The only known surviving handbill was part of the collection of newspaperman George Bannerman Dealey, who founded the Dallas Historical Society. He began working at the Galveston newspaper in 1874, and was appointed business manager of The Dallas Morning News when it was founded in 1885.
“As far as we know, there’s not another copy of that out there because people threw them away. You post them on a pole or you post them in a post office .. but after they are done people don’t usually keep these things,” said Karl Chiao, executive director of Dallas Historical Society.
Tommie D. Boudreaux, who is part of the Galveston Historical Foundation’s African American heritage committee, said that according to the newspaper, the order was posted in Galveston at the Custom House, the court house, in the downtown area known as the Strand, and at Reedy Chapel.
“Some of the people who were set free stayed on the plantations and worked for their former owners, others left, they went to Houston, to Dallas, or the went to San Antonio seeking work, and seeking to get as far away from their masters and former owners as possible,” said W. Marvin Delaney, deputy director of the African American Museum of Fair Park in Dallas.
Juneteenth celebrations
Juneteenth became a federal holiday in the U.S. in 2021 but it began being celebrated in Texas the next year, and as time passed, communities outside of the state also began marking the day.
“You started to see community celebrations in places all over the South,” Hopkins said. “In part because people are coming from Texas, people are migrating and moving. But also in part because Black people are recognizing that this represents not just the end of enslavement but the beginning of a new chapter for Black people in America.”

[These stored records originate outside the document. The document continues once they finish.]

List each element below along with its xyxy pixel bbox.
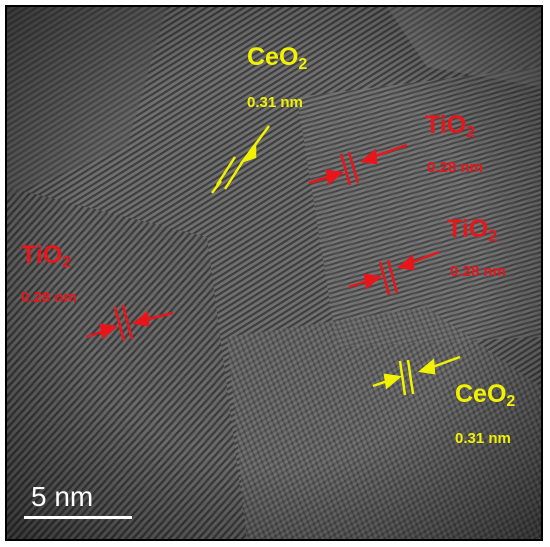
hrtem-micrograph <box>7 7 541 539</box>
tio2-middle-label: TiO2 <box>447 215 498 245</box>
tio2-top-spacing: 0.28 nm <box>427 159 483 176</box>
micrograph-frame: CeO2 0.31 nm TiO2 0.28 nm TiO2 0.28 nm T… <box>5 5 543 541</box>
ceo2-top-marker <box>211 125 271 194</box>
tio2-left-spacing: 0.28 nm <box>21 289 77 306</box>
tio2-top-marker <box>308 143 408 186</box>
scale-bar-label: 5 nm <box>31 481 94 512</box>
tio2-middle-marker <box>348 250 440 296</box>
ceo2-bottom-label: CeO2 <box>455 380 516 410</box>
ceo2-bottom-spacing: 0.31 nm <box>455 430 511 447</box>
tio2-left-label: TiO2 <box>21 241 72 271</box>
scale-bar <box>24 516 132 519</box>
ceo2-bottom-marker <box>372 355 461 396</box>
ceo2-top-label: CeO2 <box>247 43 308 73</box>
tio2-top-label: TiO2 <box>425 111 476 141</box>
ceo2-top-spacing: 0.31 nm <box>247 94 303 111</box>
tio2-middle-spacing: 0.28 nm <box>450 263 506 280</box>
tio2-left-marker <box>86 304 174 342</box>
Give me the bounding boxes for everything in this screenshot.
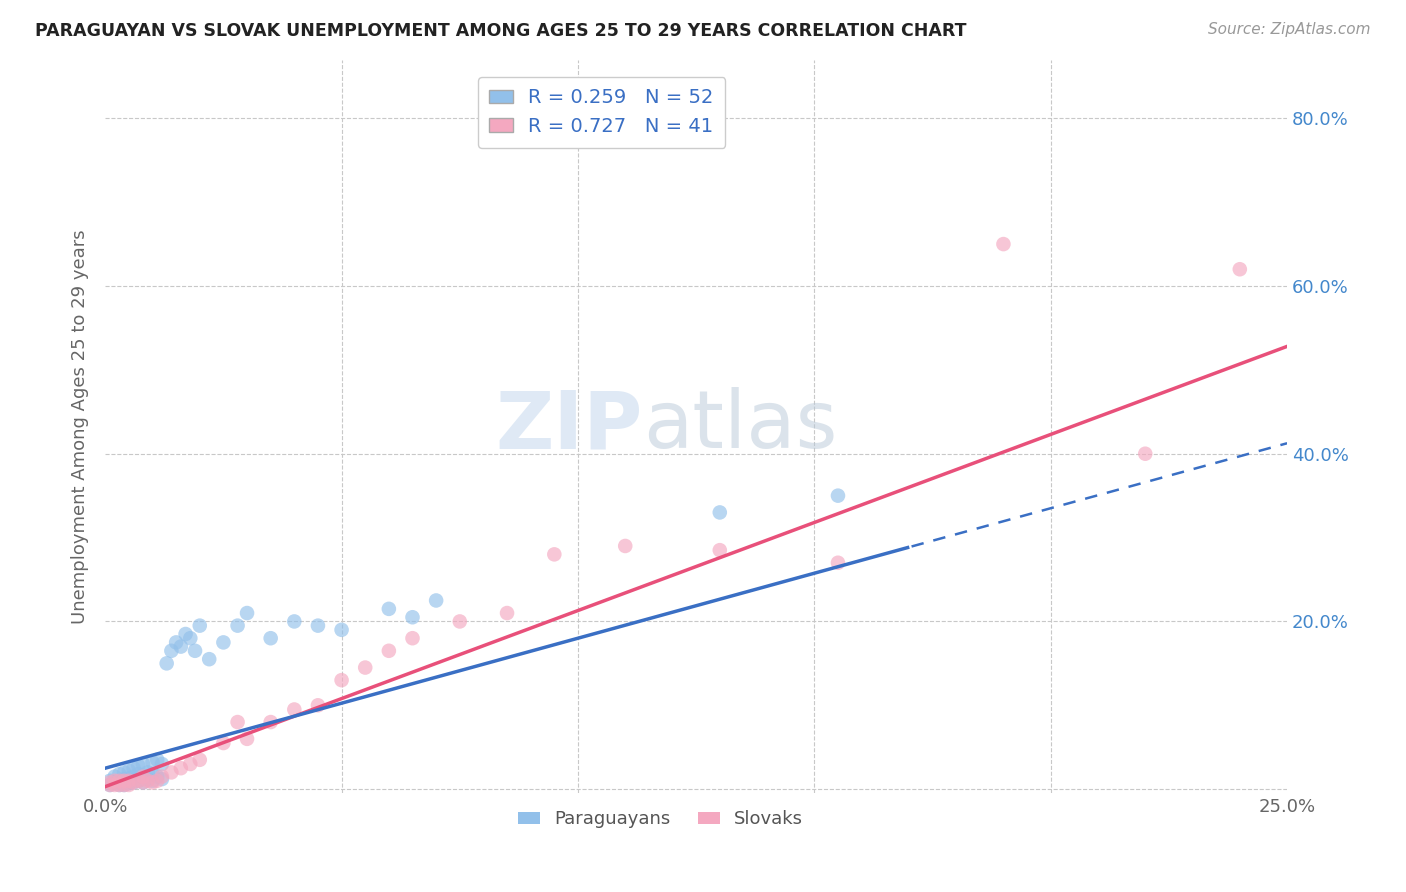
Point: [98, 778, 121, 792]
Point: [112, 773, 135, 788]
Point: [136, 772, 159, 786]
Point: [614, 539, 637, 553]
Point: [150, 770, 173, 784]
Point: [136, 773, 159, 788]
Point: [112, 772, 135, 786]
Point: [184, 644, 207, 658]
Text: atlas: atlas: [643, 387, 838, 466]
Point: [118, 773, 141, 788]
Point: [127, 773, 149, 788]
Point: [132, 775, 155, 789]
Point: [104, 775, 127, 789]
Point: [188, 753, 211, 767]
Point: [174, 627, 197, 641]
Point: [425, 593, 447, 607]
Point: [1135, 447, 1157, 461]
Point: [307, 698, 329, 713]
Point: [354, 660, 377, 674]
Point: [146, 773, 169, 788]
Point: [236, 606, 259, 620]
Point: [330, 623, 353, 637]
Point: [132, 769, 155, 783]
Legend: Paraguayans, Slovaks: Paraguayans, Slovaks: [512, 803, 810, 836]
Point: [827, 556, 849, 570]
Text: ZIP: ZIP: [496, 387, 643, 466]
Point: [170, 640, 193, 654]
Point: [827, 489, 849, 503]
Point: [496, 606, 519, 620]
Point: [226, 618, 249, 632]
Point: [212, 635, 235, 649]
Point: [118, 771, 141, 785]
Point: [212, 736, 235, 750]
Point: [283, 702, 305, 716]
Point: [170, 761, 193, 775]
Point: [401, 610, 423, 624]
Point: [188, 618, 211, 632]
Point: [122, 770, 145, 784]
Point: [993, 237, 1015, 252]
Y-axis label: Unemployment Among Ages 25 to 29 years: Unemployment Among Ages 25 to 29 years: [72, 229, 89, 624]
Point: [150, 757, 173, 772]
Point: [160, 765, 183, 780]
Point: [104, 773, 127, 788]
Point: [260, 714, 283, 729]
Point: [165, 635, 187, 649]
Point: [307, 618, 329, 632]
Point: [118, 778, 141, 792]
Point: [146, 770, 169, 784]
Point: [141, 767, 163, 781]
Point: [150, 772, 173, 786]
Point: [118, 764, 141, 778]
Point: [132, 770, 155, 784]
Point: [108, 767, 131, 781]
Point: [98, 775, 121, 789]
Point: [118, 776, 141, 790]
Point: [283, 615, 305, 629]
Point: [122, 775, 145, 789]
Point: [156, 657, 179, 671]
Point: [108, 773, 131, 788]
Point: [112, 765, 135, 780]
Point: [136, 765, 159, 780]
Point: [104, 770, 127, 784]
Text: Source: ZipAtlas.com: Source: ZipAtlas.com: [1208, 22, 1371, 37]
Point: [1229, 262, 1251, 277]
Point: [401, 631, 423, 645]
Point: [108, 778, 131, 792]
Point: [236, 731, 259, 746]
Text: PARAGUAYAN VS SLOVAK UNEMPLOYMENT AMONG AGES 25 TO 29 YEARS CORRELATION CHART: PARAGUAYAN VS SLOVAK UNEMPLOYMENT AMONG …: [35, 22, 967, 40]
Point: [122, 761, 145, 775]
Point: [132, 775, 155, 789]
Point: [112, 778, 135, 792]
Point: [709, 543, 731, 558]
Point: [709, 505, 731, 519]
Point: [543, 547, 565, 561]
Point: [141, 773, 163, 788]
Point: [122, 775, 145, 789]
Point: [226, 714, 249, 729]
Point: [330, 673, 353, 687]
Point: [98, 773, 121, 788]
Point: [378, 644, 401, 658]
Point: [127, 758, 149, 772]
Point: [141, 775, 163, 789]
Point: [160, 644, 183, 658]
Point: [378, 602, 401, 616]
Point: [132, 757, 155, 772]
Point: [104, 778, 127, 792]
Point: [198, 652, 221, 666]
Point: [127, 767, 149, 781]
Point: [127, 773, 149, 788]
Point: [112, 778, 135, 792]
Point: [179, 631, 201, 645]
Point: [260, 631, 283, 645]
Point: [179, 757, 201, 772]
Point: [449, 615, 471, 629]
Point: [141, 756, 163, 770]
Point: [108, 778, 131, 792]
Point: [98, 778, 121, 792]
Point: [108, 773, 131, 788]
Point: [146, 753, 169, 767]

Mauldin said that those early celebrations were “not only a huge signifier that something had changed, of a revolution happening” but also showed incredible bravery “these people gathered in public to celebrate their freedom under constant threat of violence.” And that, she said, was especially true once the Ku Klux Klan was established in Texas in 1868.
“It does take time for sort of what freedom is going to look like to be made real and in large part the reason that freedom is made real is because of ex-slaves pushing for what they think freedom should be,” Mauldin said. “It’s not being given to them, they are actively fighting for it.”